Une IA innovante prédit l’espérance de vie des patients atteints de cancer à partir de selfies

Image d'illustration. Intelligence artificielleADN
Une nouvelle intelligence artificielle est capable d’analyser des selfies pour estimer l’espérance de vie des patients atteints de cancer, en s’appuyant sur des données visuelles et médicales afin d’aider les professionnels de santé à affiner leurs diagnostics.
Tl;dr
- L’IA estime l’« âge biologique » via les photos de visage.
- Cet âge prédit la santé et la survie chez les patients cancéreux.
- Des limites éthiques et techniques persistent pour une utilisation médicale large.
L’intelligence artificielle s’invite dans le diagnostic du vieillissement
Depuis peu, l’idée que l’apparence d’une personne peut révéler son « âge biologique », bien au-delà des rides visibles, gagne du terrain. Mais voilà qu’une équipe de chercheurs du Mass General Brigham, soutenue par la publication dans The Lancet Digital Health, franchit un nouveau cap : leur outil d’IA baptisé FaceAge analyse des photos de visages pour estimer cet âge biologique chez des adultes atteints de cancer.

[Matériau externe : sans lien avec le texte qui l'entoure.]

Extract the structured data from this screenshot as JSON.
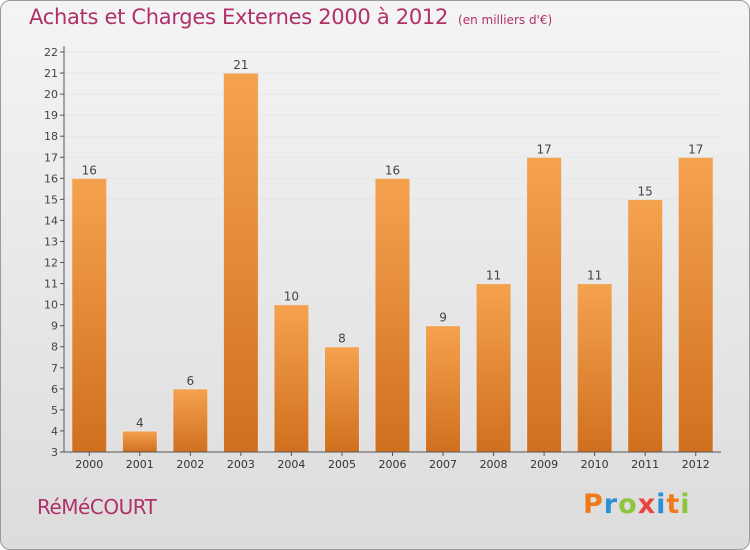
{
  "header": {
    "title": "Achats et Charges Externes 2000 à 2012",
    "subtitle": "(en milliers d'€)"
  },
  "footer": {
    "town": "RéMéCOURT",
    "brand": {
      "text": "Proxiti",
      "letter_colors": [
        "#f07a1a",
        "#2b8fd6",
        "#8cc63f",
        "#e8453c",
        "#2b8fd6",
        "#f07a1a",
        "#8cc63f"
      ]
    }
  },
  "colors": {
    "title": "#b0306a",
    "bar_light": "#f5a24f",
    "bar_dark": "#d0701e",
    "grid": "#e6e6e6",
    "axis": "#555555"
  },
  "chart_data": {
    "type": "bar",
    "title": "Achats et Charges Externes 2000 à 2012",
    "subtitle": "(en milliers d'€)",
    "categories": [
      "2000",
      "2001",
      "2002",
      "2003",
      "2004",
      "2005",
      "2006",
      "2007",
      "2008",
      "2009",
      "2010",
      "2011",
      "2012"
    ],
    "values": [
      16,
      4,
      6,
      21,
      10,
      8,
      16,
      9,
      11,
      17,
      11,
      15,
      17
    ],
    "ylim": [
      3,
      22
    ],
    "yticks": [
      3,
      4,
      5,
      6,
      7,
      8,
      9,
      10,
      11,
      12,
      13,
      14,
      15,
      16,
      17,
      18,
      19,
      20,
      21,
      22
    ],
    "grid": true,
    "data_labels": true,
    "legend": "none"
  }
}
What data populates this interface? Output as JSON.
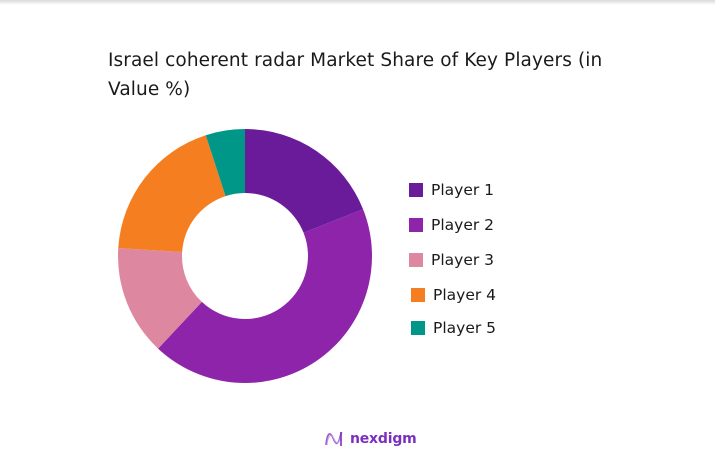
{
  "chart_data": {
    "type": "pie",
    "variant": "donut",
    "title": "Israel coherent radar Market Share of Key Players (in Value %)",
    "categories": [
      "Player 1",
      "Player 2",
      "Player 3",
      "Player 4",
      "Player 5"
    ],
    "values": [
      19,
      43,
      14,
      19,
      5
    ],
    "unit": "%",
    "colors": [
      "#6a1b9a",
      "#8e24aa",
      "#de87a1",
      "#f57f20",
      "#009688"
    ],
    "legend_position": "right",
    "start_angle": "12 o'clock, clockwise"
  },
  "title": {
    "line1": "Israel coherent radar Market Share of Key Players (in",
    "line2": "Value %)"
  },
  "legend": {
    "items": [
      {
        "label": "Player 1",
        "color": "#6a1b9a"
      },
      {
        "label": "Player 2",
        "color": "#8e24aa"
      },
      {
        "label": "Player 3",
        "color": "#de87a1"
      },
      {
        "label": "Player 4",
        "color": "#f57f20"
      },
      {
        "label": "Player 5",
        "color": "#009688"
      }
    ]
  },
  "branding": {
    "logo_text": "nexdigm",
    "logo_icon": "wave-n-icon",
    "color": "#7b2fbf"
  }
}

Une avancée, mais aussi des questions
Plus frappant encore, les chercheurs ont constaté que les patients dont le visage semblait plus jeune que leur âge réel présentaient un meilleur pronostic après traitement. À l’inverse, ceux jugés plus âgés par l’IA voyaient leur risque de mortalité augmenter, toutes causes confondues. Cette approche prometteuse pourrait, à terme, aider les médecins à mieux évaluer l’état général d’un patient — et pourquoi pas à ajuster certains traitements.
Pour aller plus loin, il apparaît que l’âge calculé par FaceAge ne se limite pas aux signes classiques comme les cheveux blancs ou la calvitie. Selon le Dr Raymond H. Mak, oncologue impliqué dans ces travaux, l’algorithme s’attache également à des marqueurs subtils : affaissement des tempes (signe de fonte musculaire), creusement des plis autour de la bouche… autant d’indices invisibles à l’œil non averti.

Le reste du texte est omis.